There are tenuous and desperate vibrations on the streets in the city. At first, I wasn’t quite conscious of the changes happening around me. I realized the magnitude of desperation when my bike got jacked. The virus has exposed a sickness that has been present in the city for a long time: homelessness, mental illness, drug addiction.

With the city shut down and everybody staying home, the unsheltered people in Center City are still outside. Before, they didn’t have many resources. Now, even fewer. Nowhere to go to the bathroom, nowhere to plug in a phone, nowhere to wash. Places that served as shelters are now boarded up.

 

2.

When I deliver food, I see a lot of people wearing pajamas. They seem out of it, many not wearing masks. But I have noticed more genuine gratitude. Before COVID, I was less interested in the person than the tip they might give, and they were more interested in their food than the people preparing and delivering it. Now there’s more generosity in the sauce: That cuts both ways. People are hungry for human interaction; they want to display their humanity, and they have fewer opportunities to do that over the course of their days. They can show me gratitude and interest because they can’t with the people they actually care about. The tips have been better too.
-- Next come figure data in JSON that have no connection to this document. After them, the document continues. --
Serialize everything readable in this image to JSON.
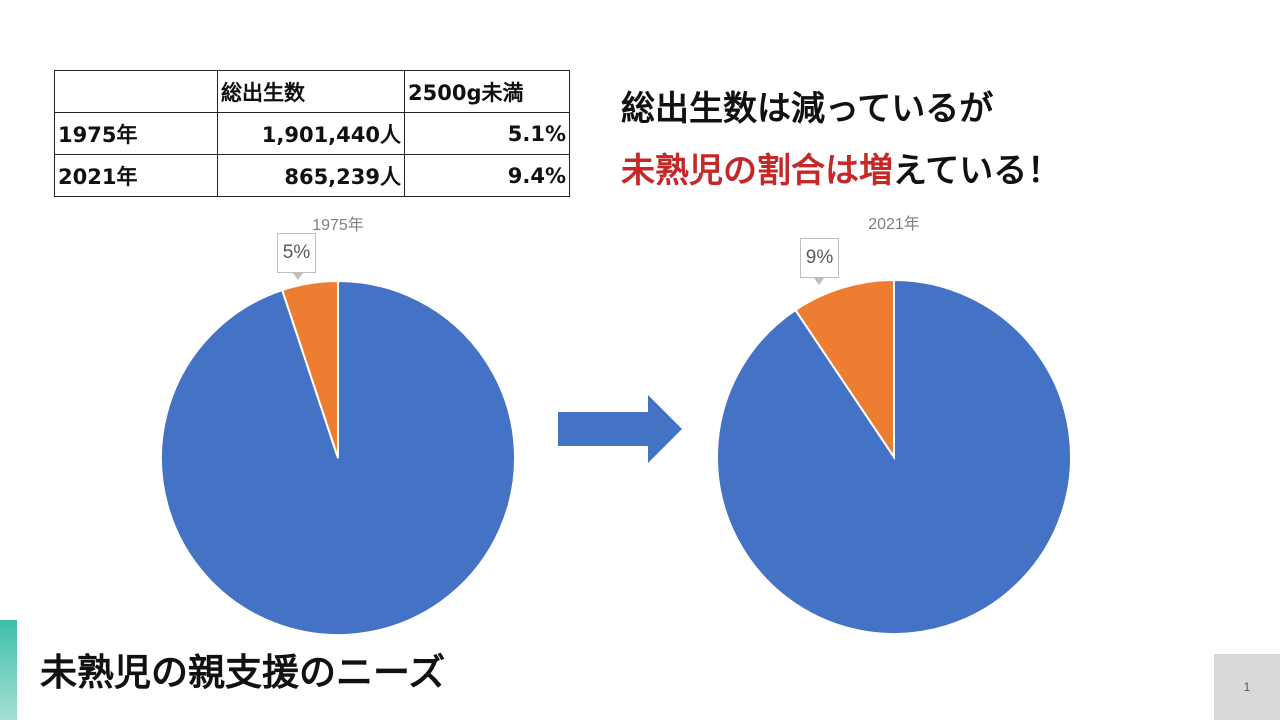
{
  "table": {
    "headers": [
      "",
      "総出生数",
      "2500g未満"
    ],
    "rows": [
      [
        "1975年",
        "1,901,440人",
        "5.1%"
      ],
      [
        "2021年",
        "865,239人",
        "9.4%"
      ]
    ]
  },
  "headline": {
    "line1": "総出生数は減っているが",
    "line2_red": "未熟児の割合は増",
    "line2_rest": "えている！"
  },
  "footer": {
    "title": "未熟児の親支援のニーズ",
    "page_number": "1"
  },
  "colors": {
    "series_main": "#4472c4",
    "series_low_weight": "#ed7d31",
    "headline_red": "#c62828",
    "arrow": "#4472c4"
  },
  "chart_data": [
    {
      "type": "pie",
      "title": "1975年",
      "slices": [
        {
          "value": 94.9,
          "color": "#4472c4"
        },
        {
          "value": 5.1,
          "color": "#ed7d31",
          "label": "5%"
        }
      ]
    },
    {
      "type": "pie",
      "title": "2021年",
      "slices": [
        {
          "value": 90.6,
          "color": "#4472c4"
        },
        {
          "value": 9.4,
          "color": "#ed7d31",
          "label": "9%"
        }
      ]
    }
  ]
}
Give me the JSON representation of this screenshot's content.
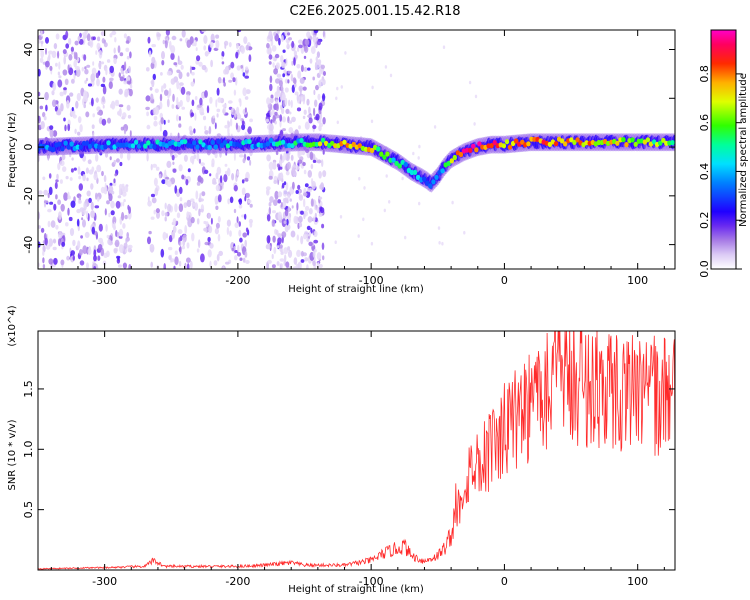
{
  "title": "C2E6.2025.001.15.42.R18",
  "chart_data": [
    {
      "type": "heatmap",
      "xlabel": "Height of straight line (km)",
      "ylabel": "Frequency (Hz)",
      "xlim": [
        -350,
        128
      ],
      "ylim": [
        -50,
        48
      ],
      "xticks": [
        -300,
        -200,
        -100,
        0,
        100
      ],
      "yticks": [
        -40,
        -20,
        0,
        20,
        40
      ],
      "colorbar": {
        "label": "Normalized spectral amplitude",
        "range": [
          0.0,
          0.98
        ],
        "ticks": [
          0.0,
          0.2,
          0.4,
          0.6,
          0.8
        ],
        "colormap": [
          "#ffffff",
          "#c9a8f2",
          "#8a2be2",
          "#2a00ff",
          "#00c8ff",
          "#00ff80",
          "#ffff00",
          "#ff8000",
          "#ff0000",
          "#ff00ff"
        ]
      },
      "ridge": {
        "x": [
          -350,
          -300,
          -250,
          -200,
          -150,
          -140,
          -120,
          -100,
          -90,
          -80,
          -70,
          -60,
          -55,
          -50,
          -45,
          -40,
          -30,
          -20,
          -10,
          0,
          20,
          40,
          60,
          80,
          100,
          128
        ],
        "frequency": [
          0,
          1,
          1,
          1,
          2,
          2,
          1,
          0,
          -3,
          -6,
          -10,
          -13,
          -15,
          -12,
          -8,
          -5,
          -2,
          0,
          1,
          1,
          2,
          2,
          2,
          2,
          2,
          2
        ],
        "amplitude": [
          0.3,
          0.35,
          0.4,
          0.4,
          0.45,
          0.6,
          0.75,
          0.7,
          0.6,
          0.5,
          0.4,
          0.35,
          0.3,
          0.35,
          0.55,
          0.75,
          0.85,
          0.9,
          0.85,
          0.8,
          0.8,
          0.8,
          0.75,
          0.7,
          0.65,
          0.6
        ]
      },
      "noise_region_x": [
        -350,
        -135
      ]
    },
    {
      "type": "line",
      "xlabel": "Height of straight line (km)",
      "ylabel": "SNR (10 * v/v)",
      "y_multiplier": "(x10^4)",
      "xlim": [
        -350,
        128
      ],
      "ylim": [
        0.0,
        1.98
      ],
      "xticks": [
        -300,
        -200,
        -100,
        0,
        100
      ],
      "yticks": [
        0.5,
        1.0,
        1.5
      ],
      "color": "#ff2a2a",
      "series": [
        {
          "x": [
            -350,
            -300,
            -270,
            -263,
            -255,
            -200,
            -180,
            -170,
            -160,
            -150,
            -120,
            -100,
            -90,
            -80,
            -75,
            -70,
            -60,
            -50,
            -45,
            -40,
            -35,
            -30,
            -25,
            -20,
            -15,
            -10,
            -5,
            0,
            10,
            20,
            30,
            40,
            50,
            60,
            70,
            80,
            90,
            100,
            110,
            120,
            128
          ],
          "values": [
            0.01,
            0.02,
            0.03,
            0.08,
            0.03,
            0.03,
            0.04,
            0.05,
            0.06,
            0.04,
            0.04,
            0.08,
            0.14,
            0.18,
            0.2,
            0.12,
            0.07,
            0.12,
            0.18,
            0.3,
            0.5,
            0.72,
            0.85,
            0.9,
            0.95,
            1.02,
            1.08,
            1.15,
            1.28,
            1.38,
            1.52,
            1.6,
            1.58,
            1.55,
            1.52,
            1.5,
            1.48,
            1.46,
            1.45,
            1.44,
            1.44
          ]
        }
      ]
    }
  ]
}
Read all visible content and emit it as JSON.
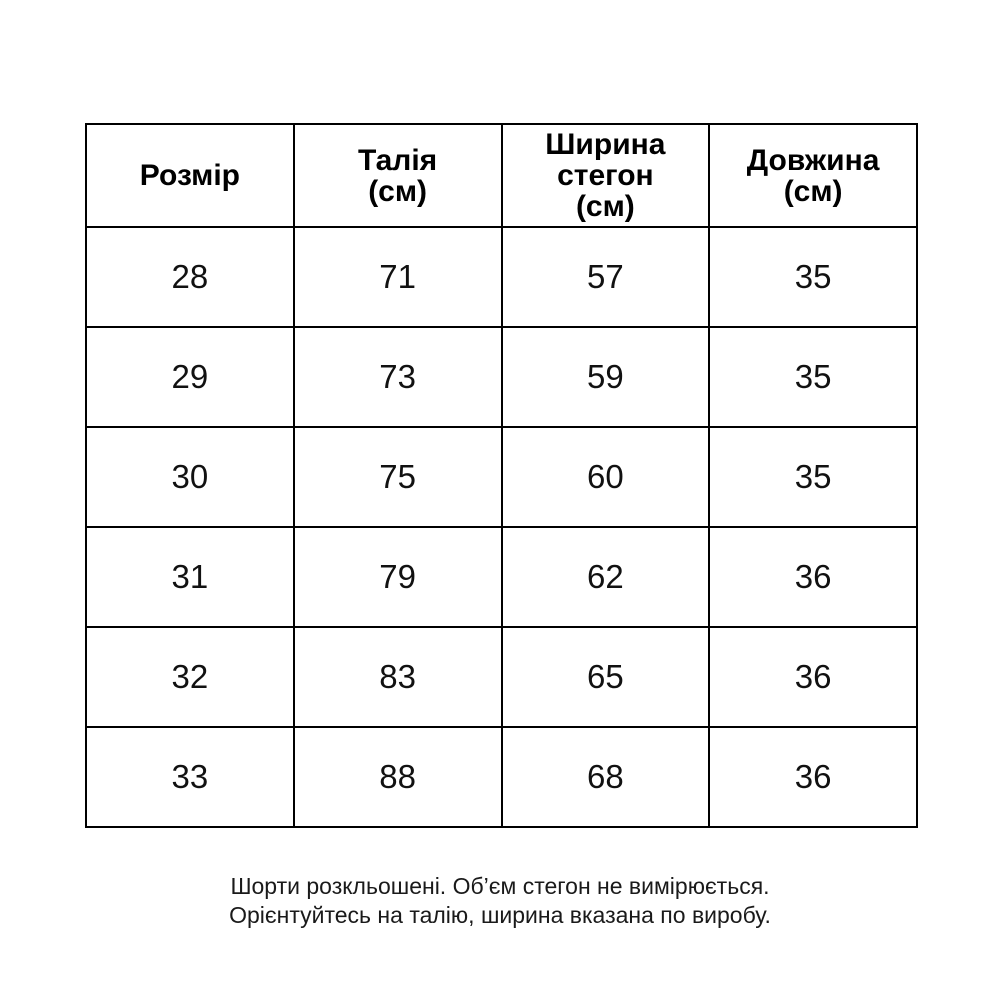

Before the deliveries would only go so far, but now they go deep into the neighborhoods so the restaurants can catch more business. I run all over the city. One night, when I was run ragged, a guy opened the door in an underdog mask from the 2018 Super Bowl. I laughed out loud—it felt like Halloween in reverse. Philly is thought of as a downtrodden, underdog kind of place. The Eagles weren’t supposed to win against the Patriots. But that Super Bowl, we beat the odds. We were riding high. When he opened the door, for a minute, I remembered that feeling. 

 

3.

Gigging can feel like you’re stuck in a video game. It’s exploitative. You can play forever and never be satisfied. Sometimes the money’s good, sometimes it’s not.  There’s always the option to keep working. But when I first started, it was a liberating feeling. Before this, I worked at Starbucks. Zombie work. Outside on a bike, you focus on what you’re doing with your body. At the end of the day, you’re under the sun, gliding. I take pictures. Listen to books. Recently, I listened to On Photography by Susan Sontag. It was a good companion to riding and taking pictures. She talks about the ethics of photography and specifically what photography can’t do. How the meaning of a photograph will always change depending on the context in which it’s viewed. She made me think about what my eyes were drawn to and why; how photography relates to class and exploitation.  She made me think about where I fit into the world while I ride around on my bike delivering food and whether I have the right to take pictures, especially at a time when what’s available to photograph, who’s on the street, are people who are homeless, strung out, or people who are like me, forced to work.

Mary asked me over after I waved hello. She asked me if I could help her out with a dollar so she could get on the bus. I gave her all the money I had—ten dollars. She said that she lived alone and hadn’t seen her family because of the quarentine. Her government check was a week late, and she was worried she couldn’t get to see her doctor. She seemed upset and wanted someone to talk to. She wished that everything would just get back to normal. I saw her again the next day. She had seen the doctor.